I applaud Mike Shields’ recent column about social video. The social video sector is new and rapidly evolving. Critics like Mike help clarify things, and they push companies like mine to constantly improve.
First off, since the segment is so new, let’s take a moment to define it. My company, Jun Group, defines social video as online video programs created for major brands. These programs enable user to opt-in to watch videos, which they can share with others. To us, this is paid media, plain and simple. It’s not about viral explosions or social fire; it’s about mass reach, pinpoint targeting, and consistent, measurable ROI.
As Mike’s article indicated, Jun Group’s delivery system is not a mystery. Over the past several years, we have built direct integrations into 400 top-tier, brand-safe social games. According to Facebook, 53 percent of their users log in specifically to play games such as Happy Aquarium, It Girl, and Mall World. That’s 290 million people globally, and over 70 million in the U.S. We’re not talking about Halo here. These are social experiences that are largely responsible for the death of daytime soaps, among other things.
Our direct integrations give Jun Group access to over 100 million monthly active users globally, and over 60 million in the U.S. – moms, teens, Baby Boomers, you name it. Unlike traditional video ad networks, our clients have full access to our site list and they can watch every view happen in real time. We don’t worry about brand safety because we don’t need 50,000 publishers to achieve reach. We only work with major players who are 100 percent squeaky clean. Simple as that.
Now, three-or-four times a year, a Jun Group client will hand us a video that “goes viral” and delivers 10x what the client paid for. It’s great when that happens, but let’s be honest, it’s all about the creative. Hollywood doesn’t produce hits every time and neither do creative agencies.

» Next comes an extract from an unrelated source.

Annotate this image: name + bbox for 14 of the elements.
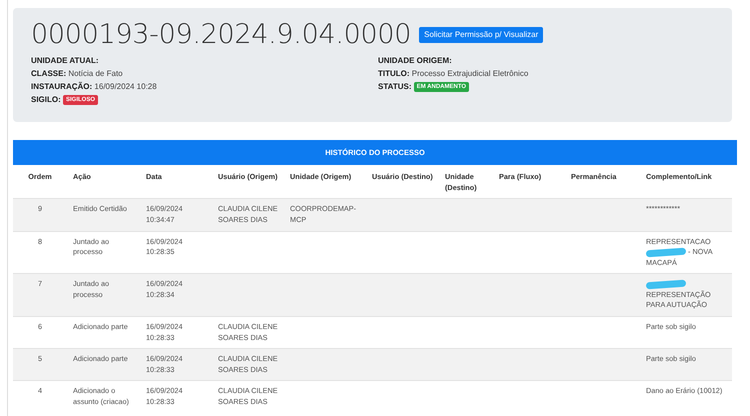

It’s disingenuous to imply that we have some power to make that happen on any kind of consistent basis.
The vast majority of our clients aren’t looking for “viral”; their goal is to invest their online video dollars wisely. In fact, we believe our social video product offers a number of things that that pre-roll, the most popular form of Web video advertising, does not.

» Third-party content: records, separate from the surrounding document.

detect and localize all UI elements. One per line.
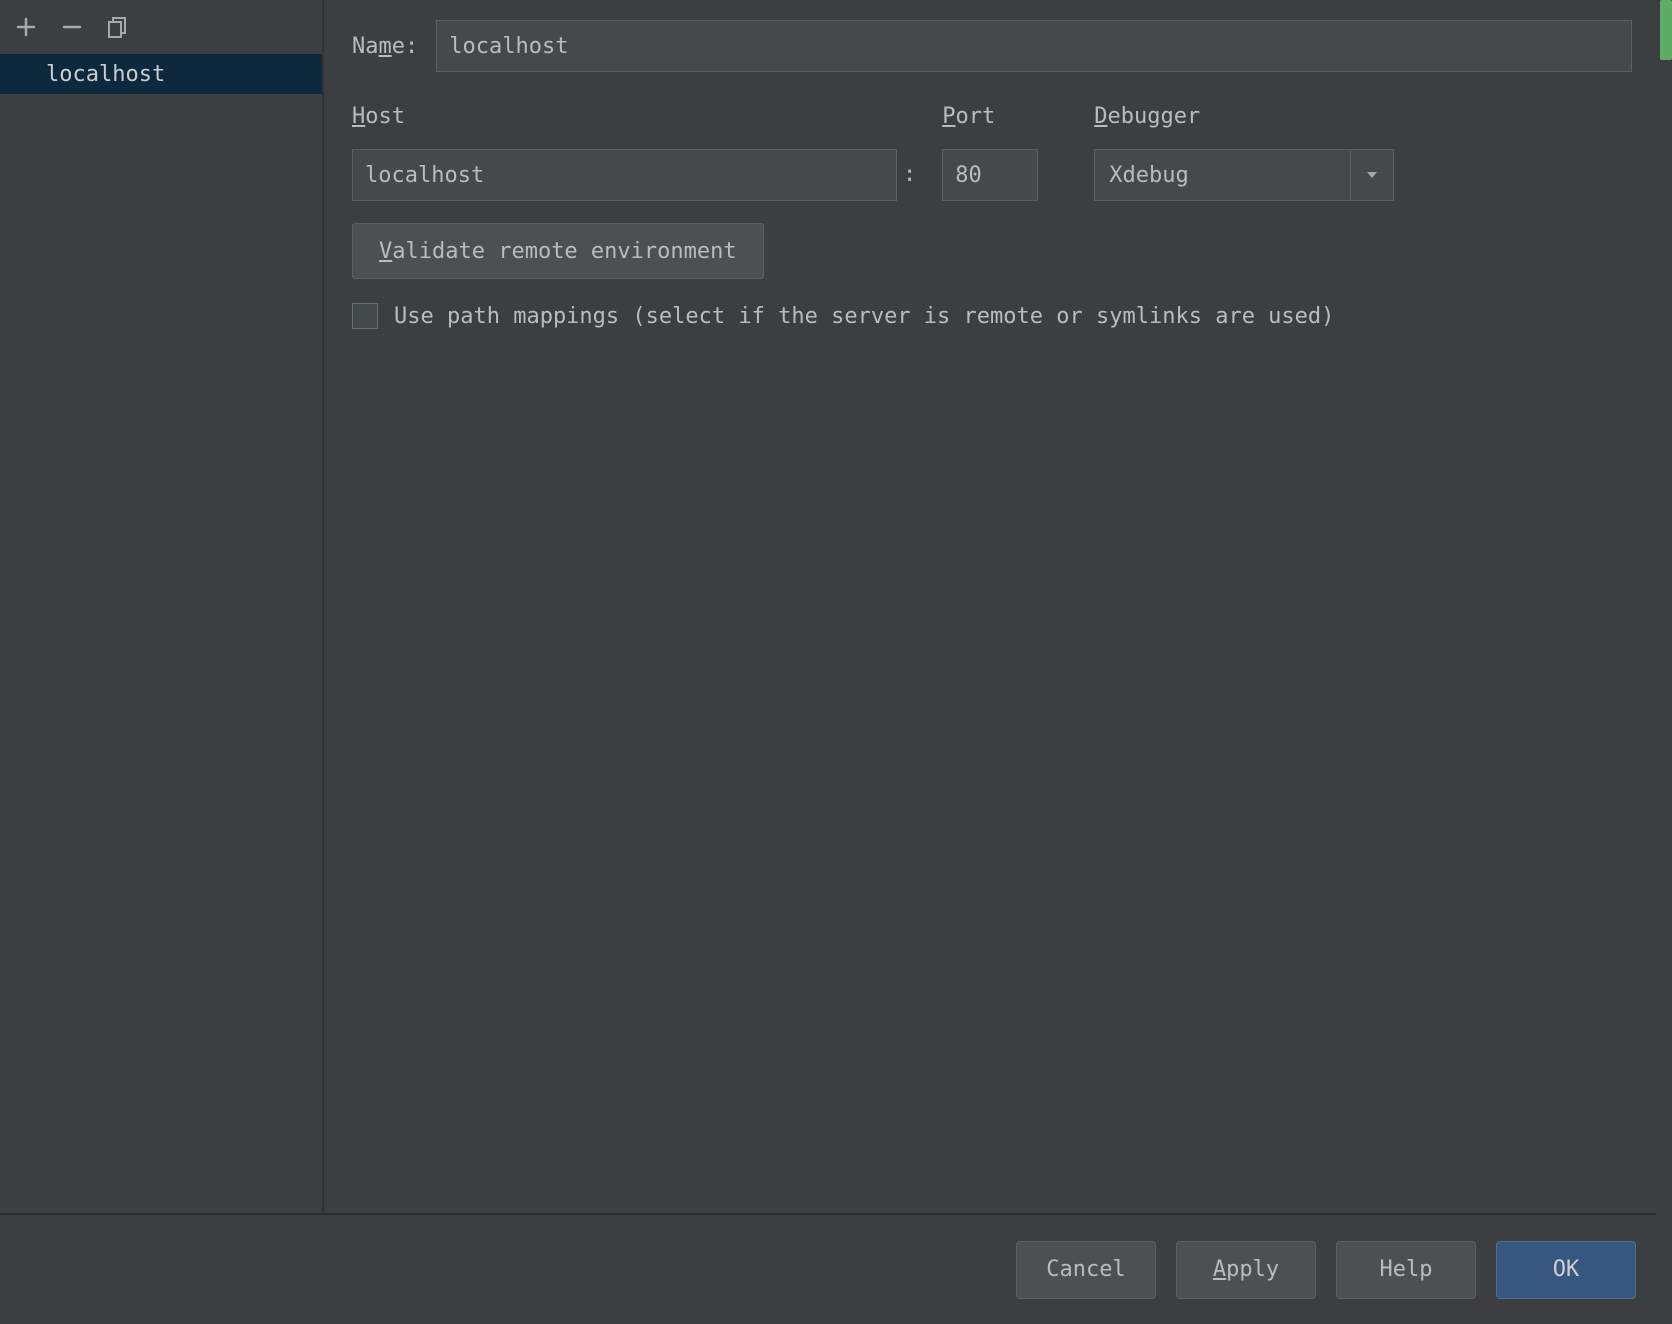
path-mappings-checkbox[interactable] (352, 303, 378, 329)
port-label-mn: P (942, 104, 955, 129)
debugger-field: Debugger Xdebug (1094, 104, 1394, 201)
port-field: Port (942, 104, 1038, 201)
server-list: localhost (0, 54, 322, 1213)
server-list-item-label: localhost (46, 62, 165, 87)
port-label-post: ort (956, 104, 996, 129)
add-icon[interactable] (12, 13, 40, 41)
name-label-pre: Na (352, 34, 379, 59)
debugger-dropdown-value: Xdebug (1094, 149, 1350, 201)
debugger-label-post: ebugger (1108, 104, 1201, 129)
server-list-item[interactable]: localhost (0, 54, 322, 94)
host-label: Host (352, 104, 922, 129)
host-input[interactable] (352, 149, 897, 201)
apply-button[interactable]: Apply (1176, 1241, 1316, 1299)
path-mappings-label: Use path mappings (select if the server … (394, 304, 1334, 329)
scrollbar[interactable] (1656, 0, 1672, 1324)
debugger-label: Debugger (1094, 104, 1394, 129)
dialog-button-bar: Cancel Apply Help OK (0, 1214, 1672, 1324)
name-label: Name: (352, 34, 418, 59)
form-area: Name: Host : Port (324, 0, 1672, 1213)
host-field: Host : (352, 104, 922, 201)
ok-button[interactable]: OK (1496, 1241, 1636, 1299)
apply-post: pply (1226, 1257, 1279, 1282)
validate-mn: V (379, 239, 392, 264)
validate-post: alidate remote environment (392, 239, 736, 264)
name-row: Name: (352, 20, 1632, 72)
cancel-label: Cancel (1046, 1257, 1125, 1282)
name-label-post: e: (392, 34, 419, 59)
debugger-dropdown[interactable]: Xdebug (1094, 149, 1394, 201)
scrollbar-thumb[interactable] (1660, 0, 1672, 60)
sidebar: localhost (0, 0, 324, 1213)
help-button[interactable]: Help (1336, 1241, 1476, 1299)
copy-icon[interactable] (104, 13, 132, 41)
host-label-post: ost (365, 104, 405, 129)
dialog-root: localhost Name: Host : (0, 0, 1672, 1324)
remove-icon[interactable] (58, 13, 86, 41)
path-mappings-row: Use path mappings (select if the server … (352, 303, 1632, 329)
debugger-label-mn: D (1094, 104, 1107, 129)
validate-button[interactable]: Validate remote environment (352, 223, 764, 279)
sidebar-toolbar (0, 0, 322, 54)
port-input[interactable] (942, 149, 1038, 201)
chevron-down-icon[interactable] (1350, 149, 1394, 201)
apply-mn: A (1213, 1257, 1226, 1282)
name-label-mn: m (379, 34, 392, 59)
port-label: Port (942, 104, 1038, 129)
main-panel: localhost Name: Host : (0, 0, 1672, 1214)
host-port-debugger-row: Host : Port Debugger (352, 104, 1632, 201)
name-input[interactable] (436, 20, 1632, 72)
host-port-separator: : (897, 149, 922, 201)
help-label: Help (1380, 1257, 1433, 1282)
validate-row: Validate remote environment (352, 223, 1632, 303)
host-label-mn: H (352, 104, 365, 129)
ok-label: OK (1553, 1257, 1580, 1282)
cancel-button[interactable]: Cancel (1016, 1241, 1156, 1299)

For example, we regularly see 95 percent completion rates for 30-second videos. We also provide brands with the opportunity to run videos up to three minutes-long — which still get about 80 percent completions. Plus, we allow brands to target by age, gender, and geography. And lastly, we typically see three-25 percent of users taking some sort of action after viewing a brands’ video, such as visiting their site, looking for that brand’s store, downloading a coupon, rating their products, etc.
What’s the magic? It’s simple: when you put people in control and you don’t interrupt them, you get better results. Period. We’ve proven it hundreds of times.

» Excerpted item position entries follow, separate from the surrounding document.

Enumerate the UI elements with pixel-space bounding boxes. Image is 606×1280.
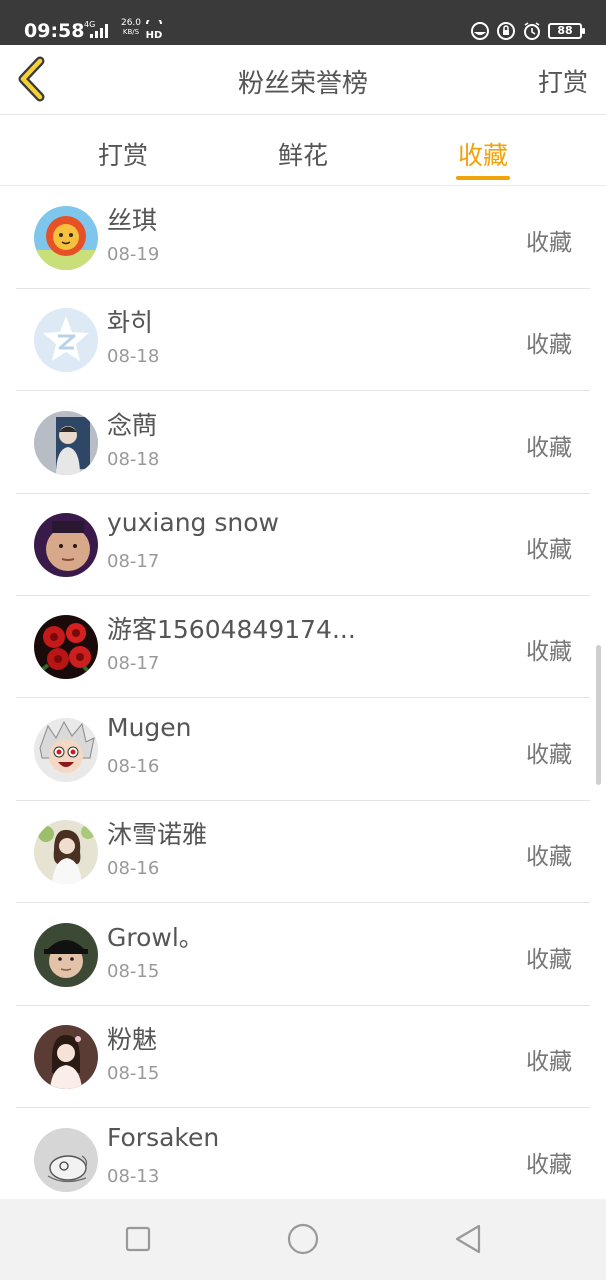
recent-apps-button[interactable] (120, 1221, 156, 1257)
fan-action: 收藏 (526, 537, 572, 563)
triangle-back-icon (455, 1224, 481, 1254)
avatar (34, 1025, 98, 1089)
list-item[interactable]: 粉魅 08-15 收藏 (16, 1006, 590, 1108)
fan-date: 08-18 (107, 449, 160, 470)
fan-name: Forsaken (107, 1123, 220, 1152)
avatar (34, 206, 98, 270)
list-item[interactable]: 沐雪诺雅 08-16 收藏 (16, 801, 590, 903)
cap-photo-avatar-icon (34, 923, 98, 987)
fan-name: yuxiang snow (107, 508, 279, 537)
tab-favorites[interactable]: 收藏 (458, 136, 508, 172)
list-item[interactable]: Growl。 08-15 收藏 (16, 904, 590, 1006)
fan-date: 08-13 (107, 1166, 160, 1187)
fan-date: 08-17 (107, 653, 160, 674)
face-photo-avatar-icon (34, 513, 98, 577)
avatar (34, 615, 98, 679)
woman-photo-avatar-icon (34, 1025, 98, 1089)
fan-date: 08-16 (107, 858, 160, 879)
status-bar: 09:58 4G 26.0 KB/S HD 88 (0, 0, 606, 45)
status-time: 09:58 (24, 20, 85, 42)
avatar (34, 820, 98, 884)
avatar (34, 718, 98, 782)
network-speed: 26.0 KB/S (116, 19, 146, 37)
avatar (34, 308, 98, 372)
tab-flowers[interactable]: 鲜花 (278, 136, 328, 172)
tab-reward[interactable]: 打赏 (98, 136, 148, 172)
signal-icon (90, 24, 108, 38)
hd-text: HD (146, 30, 163, 40)
fan-name: 粉魅 (107, 1025, 158, 1054)
portrait-photo-avatar-icon (34, 411, 98, 475)
fan-name: Mugen (107, 713, 192, 742)
list-item[interactable]: Forsaken 08-13 收藏 (16, 1109, 590, 1199)
eye-care-icon (471, 22, 489, 40)
list-item[interactable]: 화히 08-18 收藏 (16, 289, 590, 391)
list-item[interactable]: 念蔄 08-18 收藏 (16, 392, 590, 494)
reward-button[interactable]: 打赏 (538, 63, 588, 99)
avatar (34, 1128, 98, 1192)
fan-date: 08-17 (107, 551, 160, 572)
scrollbar[interactable] (596, 645, 601, 785)
circle-icon (287, 1223, 319, 1255)
fan-name: 화히 (107, 308, 154, 337)
fan-name: 丝琪 (107, 206, 158, 235)
roses-avatar-icon (34, 615, 98, 679)
fan-action: 收藏 (526, 639, 572, 665)
avatar (34, 923, 98, 987)
status-icons: 88 (470, 20, 585, 42)
fan-date: 08-18 (107, 346, 160, 367)
hd-icon: HD (146, 20, 163, 40)
fan-action: 收藏 (526, 230, 572, 256)
fan-action: 收藏 (526, 1152, 572, 1178)
fan-action: 收藏 (526, 435, 572, 461)
avatar (34, 411, 98, 475)
cartoon-lion-avatar-icon (34, 206, 98, 270)
tab-active-indicator (456, 176, 510, 180)
list-item[interactable]: 游客15604849174... 08-17 收藏 (16, 596, 590, 698)
default-qzone-avatar-icon (34, 308, 98, 372)
alarm-icon (524, 22, 540, 40)
fan-name: 游客15604849174... (107, 615, 356, 644)
list-item[interactable]: Mugen 08-16 收藏 (16, 699, 590, 801)
network-speed-value: 26.0 (120, 18, 142, 28)
home-button[interactable] (285, 1221, 321, 1257)
list-item[interactable]: yuxiang snow 08-17 收藏 (16, 494, 590, 596)
girl-photo-avatar-icon (34, 820, 98, 884)
fan-action: 收藏 (526, 332, 572, 358)
back-nav-button[interactable] (450, 1221, 486, 1257)
fan-name: Growl。 (107, 923, 204, 952)
fan-date: 08-16 (107, 756, 160, 777)
network-speed-unit: KB/S (122, 28, 140, 36)
sketch-avatar-icon (34, 1128, 98, 1192)
list-item[interactable]: 丝琪 08-19 收藏 (16, 187, 590, 289)
fan-name: 念蔄 (107, 411, 158, 440)
tab-bar: 打赏 鲜花 收藏 (0, 116, 606, 186)
fan-list[interactable]: 丝琪 08-19 收藏 화히 08-18 收藏 念蔄 08-18 收藏 yuxi… (0, 187, 606, 1199)
fan-date: 08-19 (107, 244, 160, 265)
page-title: 粉丝荣誉榜 (237, 69, 368, 99)
battery-icon: 88 (548, 23, 585, 39)
rotation-lock-icon (497, 22, 515, 40)
square-icon (125, 1226, 151, 1252)
fan-action: 收藏 (526, 947, 572, 973)
fan-name: 沐雪诺雅 (107, 820, 208, 849)
system-nav-bar (0, 1199, 606, 1280)
fan-action: 收藏 (526, 742, 572, 768)
title-bar: 粉丝荣誉榜 打赏 (0, 45, 606, 115)
fan-action: 收藏 (526, 1049, 572, 1075)
anime-avatar-icon (34, 718, 98, 782)
fan-action: 收藏 (526, 844, 572, 870)
avatar (34, 513, 98, 577)
fan-date: 08-15 (107, 1063, 160, 1084)
fan-date: 08-15 (107, 961, 160, 982)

For those who think that “incentivized” is a dirty word, I’ll say this: virtual goods are estimated to be a $7 billion business this year, rising to $14 billion over the next two years. It is a core behavior for hundreds of millions of people, and it is a fundamental part of the social media experience. In other words, it’s not a fad.
For these reasons, we believe that social video, as I’ve defined it, has a bright future. It simply outperforms other video formats in engagement, targeting, completion, video length, and post-view activity. In fact, our placements regularly outperform other units by 5x–6x, and standard rich media by even more. Oh, and there’s no shortage of inventory.
Again, I truly appreciate Mike’s critiques. We’re all sick and tired of online video smoke-and-mirrors. I hope I have demonstrated that social video, when it’s done correctly, is just the opposite.
Mitchell Reichgut is founder and CEO of Jun Group.